Since the ruling was delivered, the CPS issued a bulletin to prosecutors on 5 April 2018 alerting them to the outcome of the case and confirming that CPS guidance will be updated shortly to reflect the clarification of the operation of the s.45 defence provided by this judgment. We suggest the following wording as a potential update: Burden and standard of proof It is for the defendant to raise evidence of each element of the defence under section 45 of the Modern Slavery Act 2015. The burden of proof remains with the prosecution when the defence is raised. Once raised, it is for the prosecution to disprove one or more elements of the defence beyond reasonable doubt. If the prosecution discharge this burden, the defence will fail (see the judgment in MK v R [2018] EWCA Crim 667 [45]). In the case of adults, the prosecution must adduce sufficient evidence to satisfy a jury beyond reasonable doubt that the defendant was either:
not a victim of slavery or exploitation
not compelled to commit the offence; or, if he was so acting,
the compulsion was not as a direct consequence of the defendant’s slavery or exploitation; or, if he was so acting,
that a reasonable person with the same characteristics of the defendant and in the same position would have had a realistic alternative to committing the offence.
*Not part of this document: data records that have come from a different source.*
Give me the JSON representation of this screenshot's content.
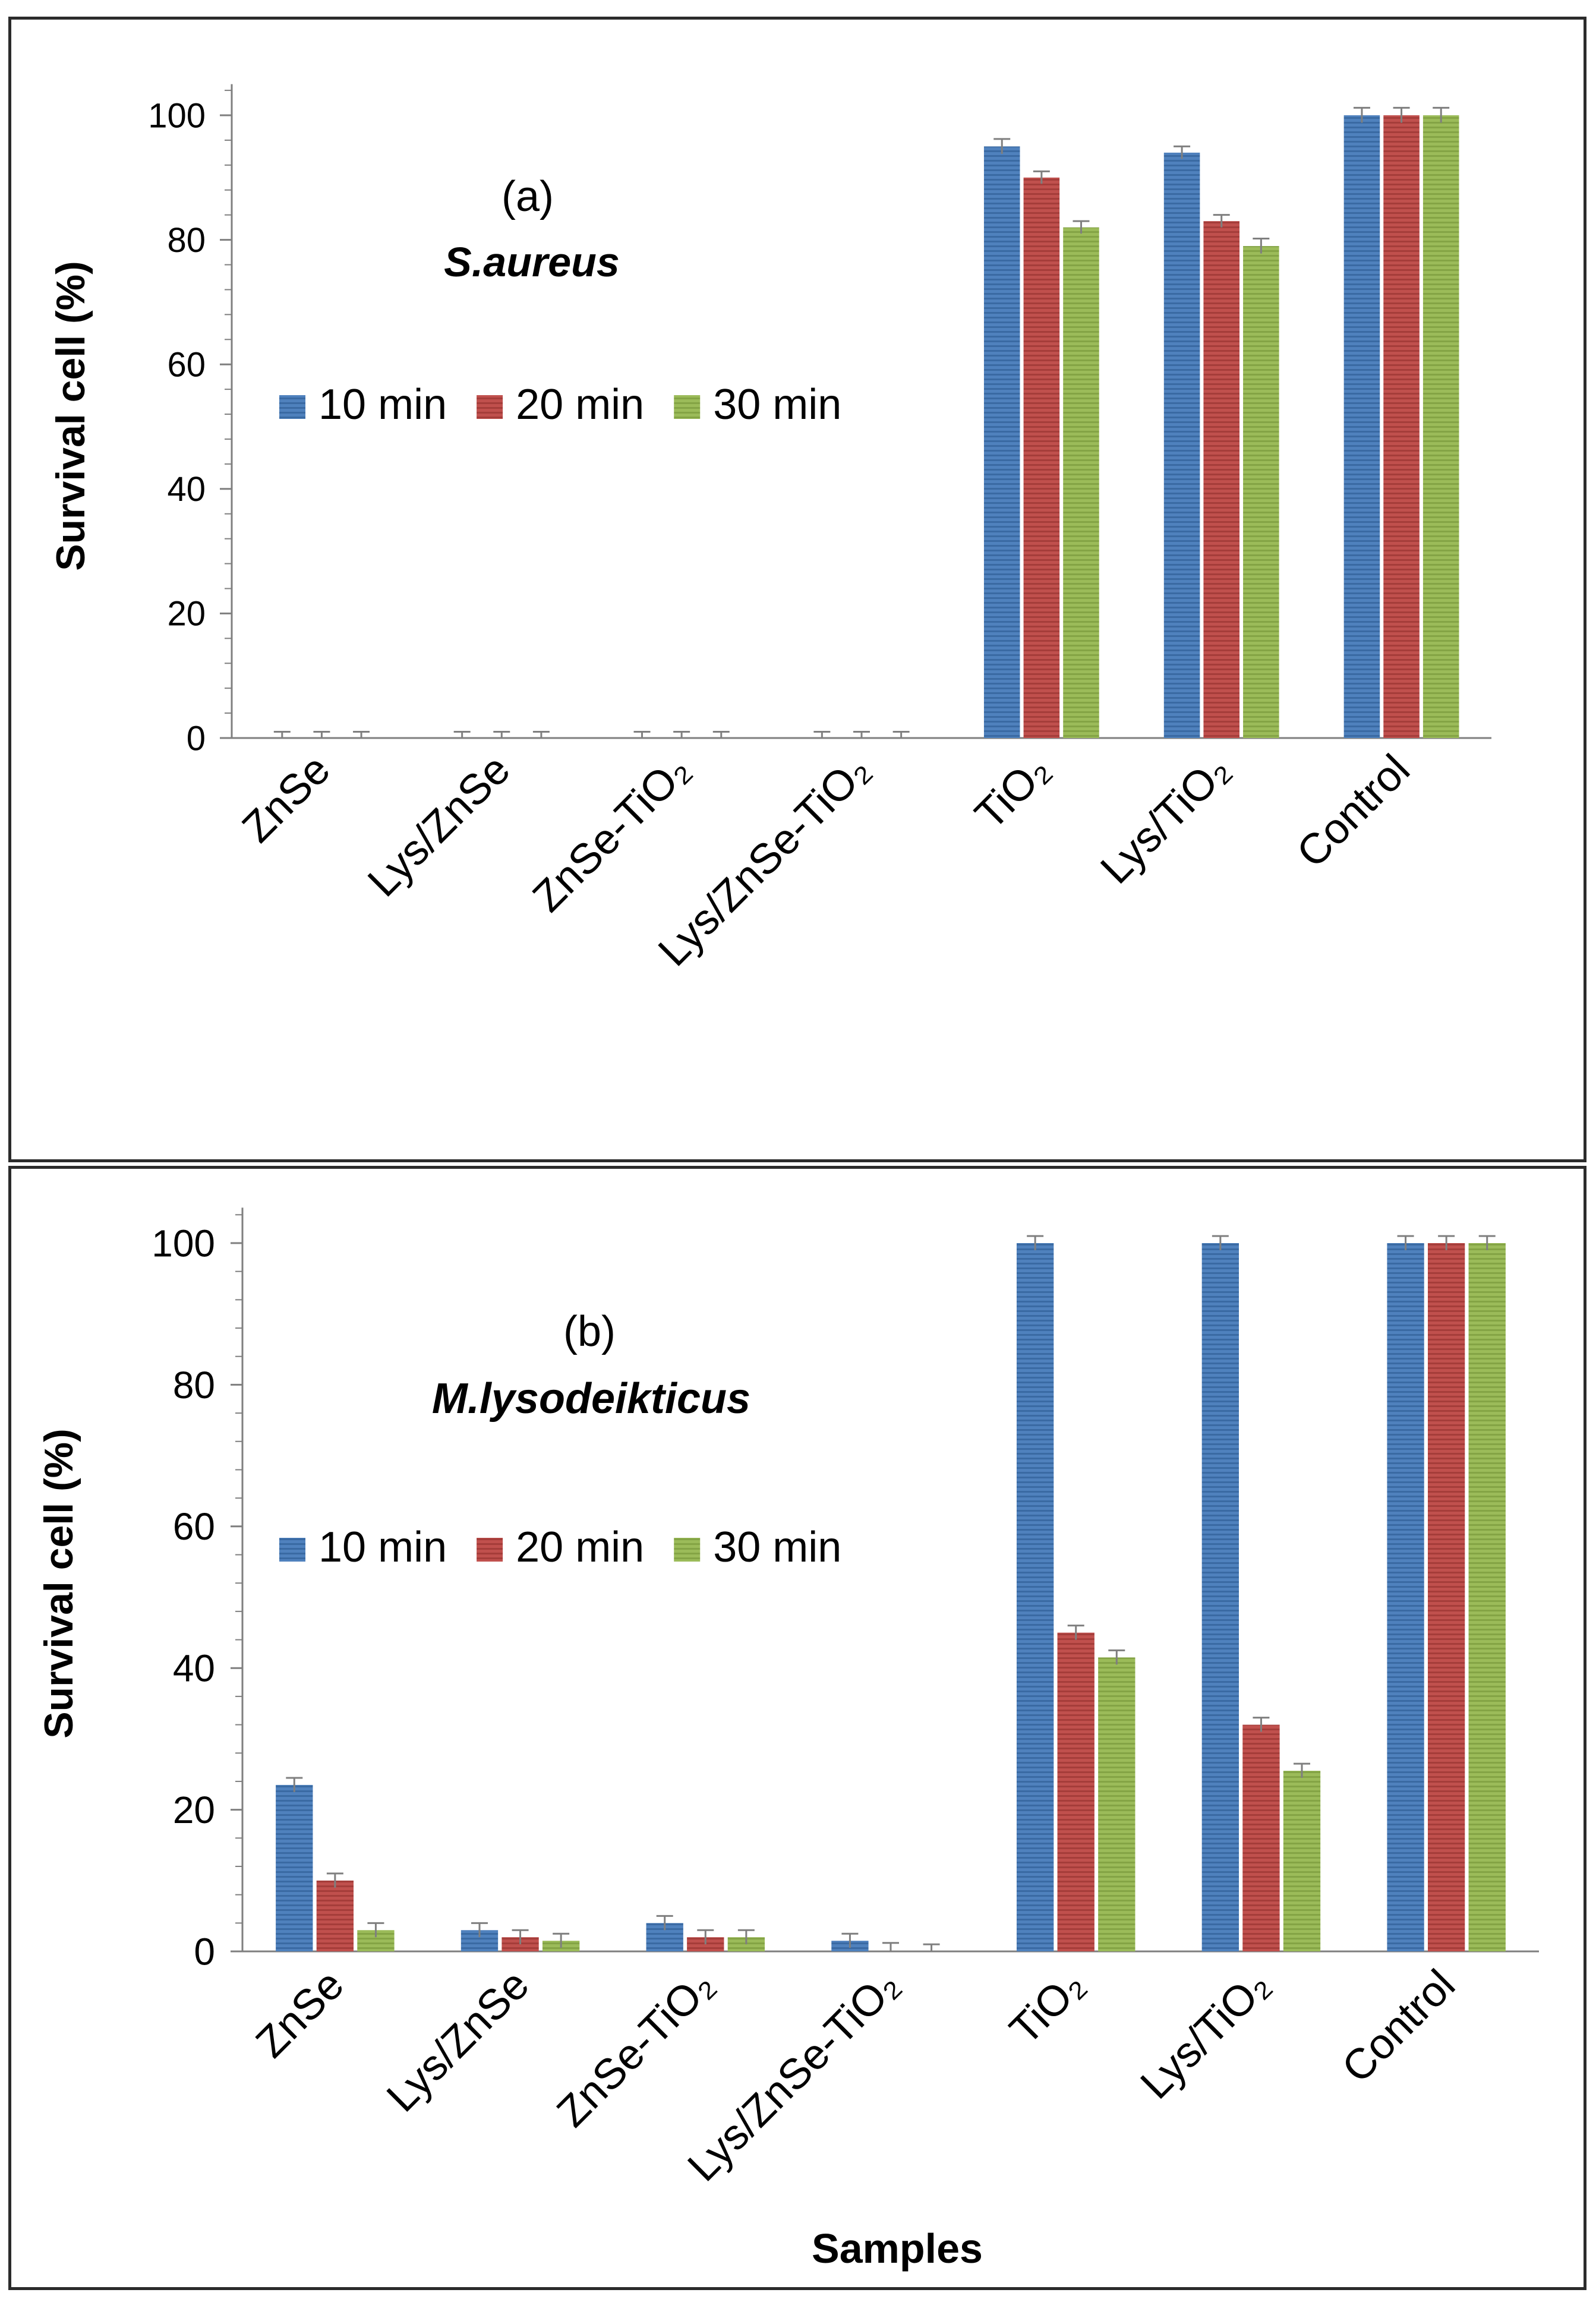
{
  "colors": {
    "10 min": "#4f81bd",
    "20 min": "#c0504d",
    "30 min": "#9bbb59",
    "axis": "#7f7f7f",
    "text": "#000000"
  },
  "chart_data": [
    {
      "type": "bar",
      "panel_label": "(a)",
      "organism": "S.aureus",
      "xlabel": "",
      "ylabel": "Survival  cell (%)",
      "ylim": [
        0,
        105
      ],
      "yticks": [
        0,
        20,
        40,
        60,
        80,
        100
      ],
      "categories": [
        "ZnSe",
        "Lys/ZnSe",
        "ZnSe-TiO₂",
        "Lys/ZnSe-TiO₂",
        "TiO₂",
        "Lys/TiO₂",
        "Control"
      ],
      "series": [
        {
          "name": "10 min",
          "values": [
            0,
            0,
            0,
            0,
            95,
            94,
            100
          ],
          "errors": [
            1,
            1,
            1,
            1,
            1.2,
            1,
            1.2
          ]
        },
        {
          "name": "20 min",
          "values": [
            0,
            0,
            0,
            0,
            90,
            83,
            100
          ],
          "errors": [
            1,
            1,
            1,
            1,
            1,
            1,
            1.2
          ]
        },
        {
          "name": "30 min",
          "values": [
            0,
            0,
            0,
            0,
            82,
            79,
            100
          ],
          "errors": [
            1,
            1,
            1,
            1,
            1,
            1.2,
            1.2
          ]
        }
      ],
      "legend": "center-left"
    },
    {
      "type": "bar",
      "panel_label": "(b)",
      "organism": "M.lysodeikticus",
      "xlabel": "Samples",
      "ylabel": "Survival  cell (%)",
      "ylim": [
        0,
        105
      ],
      "yticks": [
        0,
        20,
        40,
        60,
        80,
        100
      ],
      "categories": [
        "ZnSe",
        "Lys/ZnSe",
        "ZnSe-TiO₂",
        "Lys/ZnSe-TiO₂",
        "TiO₂",
        "Lys/TiO₂",
        "Control"
      ],
      "series": [
        {
          "name": "10 min",
          "values": [
            23.5,
            3,
            4,
            1.5,
            100,
            100,
            100
          ],
          "errors": [
            1,
            1,
            1,
            1,
            1,
            1,
            1
          ]
        },
        {
          "name": "20 min",
          "values": [
            10,
            2,
            2,
            0,
            45,
            32,
            100
          ],
          "errors": [
            1,
            1,
            1,
            1.2,
            1,
            1,
            1
          ]
        },
        {
          "name": "30 min",
          "values": [
            3,
            1.5,
            2,
            0,
            41.5,
            25.5,
            100
          ],
          "errors": [
            1,
            1,
            1,
            1,
            1,
            1,
            1
          ]
        }
      ],
      "legend": "center-left"
    }
  ]
}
Where any issue as to the age of the defendant arises, the prosecution must adduce sufficient evidence to prove beyond reasonable doubt that the defendant was an adult (18 years-old) at the time the offence was committed. If the prosecution are unable to discharge this burden, then the defendant must be treated as a child for the purposes of section 45 of the Modern Slavery Act 2015 (see the judgment in MK v R [2018] EWCA Crim 667 [44]). In the case of children, the prosecution must adduce sufficient evidence to satisfy a jury beyond reasonable doubt that a reasonable person in the same situation and with the same characteristics of the defendant, would not have done that act.